Polacy najpierw wybierają do władzy, do rządów w Polsce nie Polaków, a potem się dziwią, że żyje, im się źle w Polsce, że Polski nie ma i dlatego, być może nazywają właśnie z tego powodu elity rządzące Polską polskimi?! Polacy w swej masie to motłoch i bezrozumna wyjałowiona wynarodowiona zbieranina wykorzeniona ze swojego pochodzenia i narodowej tożsamości, która emigruje z Polski za chlebem, tak jak za czasów zaborów, no bo w Polsce przecież niczego nie można zmienić i niczego nie można naprawić? No, bo przecież tam łatwiej żyć. Jest gotowa stanąć w obronie nieswoich interesów dla niezrozumiałej dla niej idei masońskiej "za wolność naszą i waszą" zapominając w ogóle, czy taka postawa jest dobra dla Polski i jej żywotnych interesów.

Dopiero, wtedy gdy nas Polaków poszczują na inne narody, wtedy dopiero chwycimy za broń i zginiemy na barykadach z honorem za naszą i waszą wolność, nie uzyskując w zamian, za to nic konkretnego, robiąc to tak naprawdę w interesie innych narodów i nacji lub korporacyjnych interesów ponadnarodowych grup finansowych nie zdając sobie w ogóle z tego sprawy. Wtedy przynajmniej na czele naszych wojsk stali Polacy, dzisiaj nie można mieć nawet tej pewności...
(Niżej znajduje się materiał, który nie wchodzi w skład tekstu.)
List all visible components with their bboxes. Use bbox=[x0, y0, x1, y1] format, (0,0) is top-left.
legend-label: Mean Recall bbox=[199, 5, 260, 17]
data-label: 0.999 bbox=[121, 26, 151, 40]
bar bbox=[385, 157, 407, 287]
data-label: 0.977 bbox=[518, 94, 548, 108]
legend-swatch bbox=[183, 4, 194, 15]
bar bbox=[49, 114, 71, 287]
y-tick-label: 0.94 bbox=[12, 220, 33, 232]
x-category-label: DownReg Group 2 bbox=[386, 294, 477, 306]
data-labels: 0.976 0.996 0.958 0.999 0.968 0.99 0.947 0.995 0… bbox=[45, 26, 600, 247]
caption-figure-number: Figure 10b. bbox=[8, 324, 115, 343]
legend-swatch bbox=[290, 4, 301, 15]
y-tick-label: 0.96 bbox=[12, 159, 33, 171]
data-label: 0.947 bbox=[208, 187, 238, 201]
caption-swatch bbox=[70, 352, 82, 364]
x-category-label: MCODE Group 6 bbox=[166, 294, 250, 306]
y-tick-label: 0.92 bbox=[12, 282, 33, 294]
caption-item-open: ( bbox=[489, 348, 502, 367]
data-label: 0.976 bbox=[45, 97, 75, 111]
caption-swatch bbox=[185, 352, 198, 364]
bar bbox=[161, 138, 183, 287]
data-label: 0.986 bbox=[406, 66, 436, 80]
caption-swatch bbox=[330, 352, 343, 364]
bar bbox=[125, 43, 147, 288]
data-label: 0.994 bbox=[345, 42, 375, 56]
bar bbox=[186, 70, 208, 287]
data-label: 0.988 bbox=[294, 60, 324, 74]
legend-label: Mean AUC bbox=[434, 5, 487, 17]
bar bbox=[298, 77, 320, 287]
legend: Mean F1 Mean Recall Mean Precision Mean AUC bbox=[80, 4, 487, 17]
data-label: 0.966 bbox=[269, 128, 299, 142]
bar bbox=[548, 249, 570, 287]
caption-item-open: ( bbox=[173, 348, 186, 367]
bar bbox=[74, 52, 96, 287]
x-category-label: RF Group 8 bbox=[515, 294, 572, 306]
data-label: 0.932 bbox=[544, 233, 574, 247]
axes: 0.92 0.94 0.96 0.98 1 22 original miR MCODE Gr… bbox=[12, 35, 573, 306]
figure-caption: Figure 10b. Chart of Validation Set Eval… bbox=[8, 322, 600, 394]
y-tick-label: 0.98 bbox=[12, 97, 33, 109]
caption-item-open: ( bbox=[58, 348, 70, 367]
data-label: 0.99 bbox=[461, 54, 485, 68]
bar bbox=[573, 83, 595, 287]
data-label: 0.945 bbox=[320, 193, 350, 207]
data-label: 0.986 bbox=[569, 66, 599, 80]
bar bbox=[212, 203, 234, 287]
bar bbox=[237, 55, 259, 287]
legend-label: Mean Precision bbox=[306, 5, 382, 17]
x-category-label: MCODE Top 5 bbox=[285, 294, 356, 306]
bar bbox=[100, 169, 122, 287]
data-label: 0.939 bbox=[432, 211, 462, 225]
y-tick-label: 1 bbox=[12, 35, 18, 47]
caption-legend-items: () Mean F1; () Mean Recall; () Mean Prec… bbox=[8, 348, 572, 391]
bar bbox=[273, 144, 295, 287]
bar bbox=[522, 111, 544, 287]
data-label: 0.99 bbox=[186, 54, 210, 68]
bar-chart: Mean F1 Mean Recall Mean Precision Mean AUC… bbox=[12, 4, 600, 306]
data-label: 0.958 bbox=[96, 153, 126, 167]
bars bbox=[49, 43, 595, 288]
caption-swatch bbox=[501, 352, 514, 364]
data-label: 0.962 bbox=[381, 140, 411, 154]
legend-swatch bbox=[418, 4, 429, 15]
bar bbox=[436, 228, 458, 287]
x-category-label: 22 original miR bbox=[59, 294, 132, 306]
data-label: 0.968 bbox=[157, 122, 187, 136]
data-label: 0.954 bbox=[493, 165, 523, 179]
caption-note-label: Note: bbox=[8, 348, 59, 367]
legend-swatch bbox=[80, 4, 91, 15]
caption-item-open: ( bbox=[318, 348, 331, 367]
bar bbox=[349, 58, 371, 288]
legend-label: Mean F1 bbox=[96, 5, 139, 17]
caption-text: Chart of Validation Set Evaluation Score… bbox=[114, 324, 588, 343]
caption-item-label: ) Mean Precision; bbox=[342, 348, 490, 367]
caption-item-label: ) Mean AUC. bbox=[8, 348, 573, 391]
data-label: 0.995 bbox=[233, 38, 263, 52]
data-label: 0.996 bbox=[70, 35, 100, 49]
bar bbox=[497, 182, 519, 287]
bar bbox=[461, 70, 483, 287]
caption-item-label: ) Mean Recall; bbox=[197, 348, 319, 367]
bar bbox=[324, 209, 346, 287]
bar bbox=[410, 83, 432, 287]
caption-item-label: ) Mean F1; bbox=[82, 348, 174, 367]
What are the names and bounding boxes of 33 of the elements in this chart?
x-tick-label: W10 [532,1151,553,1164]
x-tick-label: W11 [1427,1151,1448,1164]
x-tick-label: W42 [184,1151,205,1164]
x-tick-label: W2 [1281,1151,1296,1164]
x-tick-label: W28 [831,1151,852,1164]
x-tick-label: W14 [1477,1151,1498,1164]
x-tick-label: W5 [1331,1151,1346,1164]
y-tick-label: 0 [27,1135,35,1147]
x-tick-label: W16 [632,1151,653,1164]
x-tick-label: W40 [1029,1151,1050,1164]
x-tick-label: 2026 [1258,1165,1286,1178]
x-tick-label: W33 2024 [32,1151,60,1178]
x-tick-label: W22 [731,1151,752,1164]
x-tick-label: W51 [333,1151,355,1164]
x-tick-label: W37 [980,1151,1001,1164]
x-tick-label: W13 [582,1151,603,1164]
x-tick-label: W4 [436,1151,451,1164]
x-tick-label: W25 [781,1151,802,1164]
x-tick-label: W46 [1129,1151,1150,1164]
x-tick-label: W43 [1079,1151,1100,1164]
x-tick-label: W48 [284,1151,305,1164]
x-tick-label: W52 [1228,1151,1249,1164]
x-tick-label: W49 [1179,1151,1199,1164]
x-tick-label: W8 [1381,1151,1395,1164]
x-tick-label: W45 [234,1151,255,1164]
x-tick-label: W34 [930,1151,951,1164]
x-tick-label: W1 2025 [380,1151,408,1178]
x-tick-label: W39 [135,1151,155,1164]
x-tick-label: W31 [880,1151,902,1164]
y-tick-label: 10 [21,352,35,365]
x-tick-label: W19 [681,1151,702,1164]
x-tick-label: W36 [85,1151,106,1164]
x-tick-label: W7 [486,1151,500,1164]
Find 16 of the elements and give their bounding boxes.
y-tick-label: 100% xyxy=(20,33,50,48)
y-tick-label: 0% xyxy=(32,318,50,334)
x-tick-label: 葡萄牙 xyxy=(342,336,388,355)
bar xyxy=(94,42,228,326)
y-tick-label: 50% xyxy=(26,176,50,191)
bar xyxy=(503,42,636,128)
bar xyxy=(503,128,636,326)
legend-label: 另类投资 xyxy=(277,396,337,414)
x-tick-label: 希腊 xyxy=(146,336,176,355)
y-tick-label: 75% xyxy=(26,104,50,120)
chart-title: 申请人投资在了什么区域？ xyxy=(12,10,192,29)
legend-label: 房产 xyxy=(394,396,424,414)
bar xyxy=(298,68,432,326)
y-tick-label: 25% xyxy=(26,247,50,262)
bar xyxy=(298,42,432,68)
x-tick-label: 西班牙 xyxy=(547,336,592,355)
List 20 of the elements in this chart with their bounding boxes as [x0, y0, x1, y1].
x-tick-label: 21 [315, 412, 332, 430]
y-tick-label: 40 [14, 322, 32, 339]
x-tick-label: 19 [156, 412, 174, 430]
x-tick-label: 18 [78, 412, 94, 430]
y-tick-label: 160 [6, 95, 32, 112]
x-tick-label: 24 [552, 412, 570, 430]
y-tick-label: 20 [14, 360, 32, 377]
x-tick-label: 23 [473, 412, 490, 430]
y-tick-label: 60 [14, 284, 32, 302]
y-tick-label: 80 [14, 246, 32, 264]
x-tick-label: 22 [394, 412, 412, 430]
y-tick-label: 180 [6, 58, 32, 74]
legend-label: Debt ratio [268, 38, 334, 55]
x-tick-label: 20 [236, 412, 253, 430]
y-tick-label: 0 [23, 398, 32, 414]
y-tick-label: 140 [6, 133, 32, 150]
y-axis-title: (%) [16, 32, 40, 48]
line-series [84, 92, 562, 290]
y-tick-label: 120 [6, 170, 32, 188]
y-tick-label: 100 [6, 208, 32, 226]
Oddając swoje życie w bezsensownej walce, w sytuacji bez dobrego wyjścia dla naszego narodu, w której nasz naród znowu się znalazł trzeba wiedzieć, o co się walczy i w czyim interesie się to zamierza zrobić. Tak, aby ta walka po pewnym czasie nie okazała się kolejną bezsensowną rzezią polskich elit i polskiej młodzieży, której za kilkadziesiąt lat wystawimy kolejne pomniki i zapalimy im na ich bezimiennych grobach znicze i nazwiemy ten zryw wielkim narodowym polskim zwycięstwem oraz kolejnym powstaniem wolnościowym. Być może to będzie kolejne święto narodowe, być może znowu będziemy czcić kolejne nieudane powstanie narodowe i kolejną hekatombę polskiego narodu. Tylko, po co nam takie święta?

Obyśmy już jako naród nigdy nie stawali przed takimi właśnie wyborami przed jakimi kiedyś stawali nasi przodkowie, podejmując walkę o odzyskanie przez nasz naród wolności i całkowitej suwerenności...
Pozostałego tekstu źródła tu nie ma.